Katon menyampaikan dirinya pernah menjadi pemandu salah seorang Managing Director of International Finance Corporation (IFC) Makhtar Diop berwarganegaraan Senegal yang mengungkapkan cerita mengharukan saat berkunjung ke Gedung Merdeka.
Dalam kunjungannya, warga negara asal Senegal itu merasa sangat tergerak untuk mengunjungi Kota Bandung karena ayahnya adalah seorang pejuang kemerdekaan Senegal yang selalu bercerita tentang pentingnya Gedung Merdeka dalam kemerdekaan negaranya.
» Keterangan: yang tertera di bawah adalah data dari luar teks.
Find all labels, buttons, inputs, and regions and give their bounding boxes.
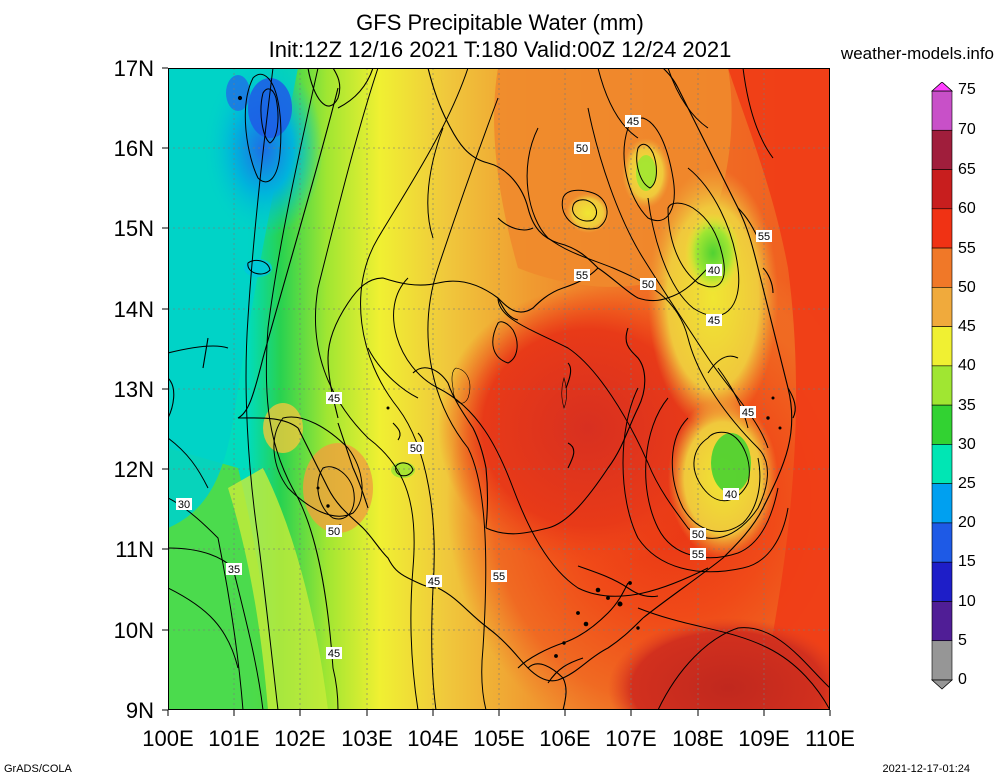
axis-ticks: [162, 67, 831, 716]
colorbar-swatch: [931, 326, 953, 367]
colorbar-swatch: [931, 287, 953, 327]
lon-label: 110E: [805, 726, 855, 751]
colorbar-label: 5: [958, 632, 967, 649]
chart-subtitle: Init:12Z 12/16 2021 T:180 Valid:00Z 12/2…: [268, 37, 732, 62]
colorbar-swatch: [931, 129, 953, 170]
colorbar-label: 0: [958, 671, 967, 688]
colorbar-swatch: [931, 640, 953, 681]
colorbar-label: 65: [958, 161, 976, 178]
colorbar-swatch: [931, 90, 953, 131]
lat-label: 12N: [113, 457, 154, 482]
colorbar-swatch: [931, 483, 953, 524]
colorbar-swatch: [931, 365, 953, 406]
contour-label: 50: [576, 143, 588, 155]
colorbar: [930, 82, 954, 690]
colorbar-label: 30: [958, 436, 976, 453]
lon-label: 104E: [407, 726, 459, 751]
contour-label: 55: [493, 571, 505, 583]
contour-label: 50: [642, 279, 654, 291]
footer-software: GrADS/COLA: [4, 763, 72, 775]
lat-label: 15N: [113, 216, 154, 241]
contour-label: 50: [692, 529, 704, 541]
precipitable-water-map: 45 50 55 50 40 55 45 45 45 50 40 50 55 3…: [168, 68, 830, 710]
colorbar-swatch: [931, 169, 953, 210]
colorbar-label: 75: [958, 81, 976, 98]
contour-label: 45: [328, 648, 340, 660]
lon-label: 109E: [738, 726, 790, 751]
contour-label: 45: [428, 576, 440, 588]
contour-label: 55: [692, 549, 704, 561]
lat-label: 9N: [125, 698, 154, 723]
colorbar-label: 15: [958, 553, 976, 570]
colorbar-label: 10: [958, 593, 976, 610]
lon-label: 106E: [539, 726, 591, 751]
lon-label: 101E: [208, 726, 260, 751]
colorbar-swatch: [931, 601, 953, 642]
contour-label: 55: [758, 231, 770, 243]
contour-label: 45: [742, 407, 754, 419]
contour-label: 40: [708, 265, 720, 277]
colorbar-swatch: [931, 522, 953, 563]
colorbar-label: 55: [958, 240, 976, 257]
lon-label: 100E: [142, 726, 194, 751]
colorbar-swatch: [931, 561, 953, 602]
lat-label: 11N: [115, 537, 154, 562]
colorbar-label: 60: [958, 200, 976, 217]
colorbar-label: 35: [958, 397, 976, 414]
colorbar-swatch: [931, 404, 953, 445]
contour-label: 40: [725, 489, 737, 501]
contour-label: 35: [228, 564, 240, 576]
contour-label: 30: [178, 499, 190, 511]
colorbar-swatch: [931, 444, 953, 484]
colorbar-label: 70: [958, 121, 976, 138]
colorbar-swatch: [931, 208, 953, 249]
lat-label: 14N: [113, 297, 154, 322]
chart-title: GFS Precipitable Water (mm): [356, 10, 644, 35]
footer-timestamp: 2021-12-17-01:24: [882, 763, 970, 775]
lat-label: 16N: [113, 136, 154, 161]
lat-label: 17N: [113, 56, 154, 81]
contour-label: 45: [328, 393, 340, 405]
colorbar-swatch: [931, 247, 953, 288]
contour-label: 50: [410, 443, 422, 455]
lat-label: 10N: [113, 618, 154, 643]
colorbar-label: 40: [958, 357, 976, 374]
colorbar-label: 25: [958, 475, 976, 492]
contour-label: 50: [328, 526, 340, 538]
lat-label: 13N: [113, 377, 154, 402]
colorbar-label: 45: [958, 318, 976, 335]
contour-label: 45: [708, 315, 720, 327]
lon-label: 108E: [672, 726, 724, 751]
lon-label: 103E: [341, 726, 393, 751]
lon-label: 105E: [473, 726, 525, 751]
site-credit: weather-models.info: [840, 44, 994, 63]
colorbar-label: 50: [958, 279, 976, 296]
contour-label: 45: [627, 116, 639, 128]
contour-label: 55: [576, 270, 588, 282]
contour-labels: 45 50 55 50 40 55 45 45 45 50 40 50 55 3…: [176, 115, 772, 660]
lon-label: 102E: [274, 726, 326, 751]
colorbar-label: 20: [958, 514, 976, 531]
lon-label: 107E: [605, 726, 657, 751]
“Sebelum bapak saya meninggal, dia pernah bilang, one day datanglah ke Bandung. Di situ ada sebuah gedung tempat pelaksanaan Konferensi Asia-Afrika. Dari gedung itulah muncul kemerdekaan Senegal,” kata Katon.
Semangat KAA yang lahir di Gedung Merdeka terus hidup hingga saat ini. Gedung ini telah menjadi tuan rumah berbagai konferensi internasional lainnya, dan terus menjadi simbol penting dalam melawan penjajahan hingga pembangunan ekonomi bagi bangsa-bangsa di Asia dan Afrika.
Di sisi timur Gedung Merdeka, terdapat sebuah museum yang menjadi saksi bisu momen bersejarah pelaksanaan KAA. Museum ini adalah penjaga jejak sejarah persatuan bangsa-bangsa di Asia dan Afrika.
Gagasan pendirian Museum KAA diwujudkan oleh Joop Ave, sebagai Ketua Harian Panitia Peringatan 25 Tahun Konferensi Asia-Afrika yang kemudian diresmikan oleh Presiden Soeharto pada 24 April 1980.
Memasuki Museum KAA, pengunjung bagaikan diajak kembali ke masa 70 tahun silam. Di ruang Konferensi Utama, meja dan kursi para pemimpin negara masih tertata rapi, seakan-akan konferensi baru saja usai.
Kepala Museum KAA, Noviasari Rustam, menjelaskan bahwa museum ini terdapat banyak koleksi bersejarah yang menjadi bukti nyata perjuangan diplomasi Indonesia yang turut mendorong perjuangan bangsa-bangsa Asia dan Afrika dalam mencapai kemerdekaan.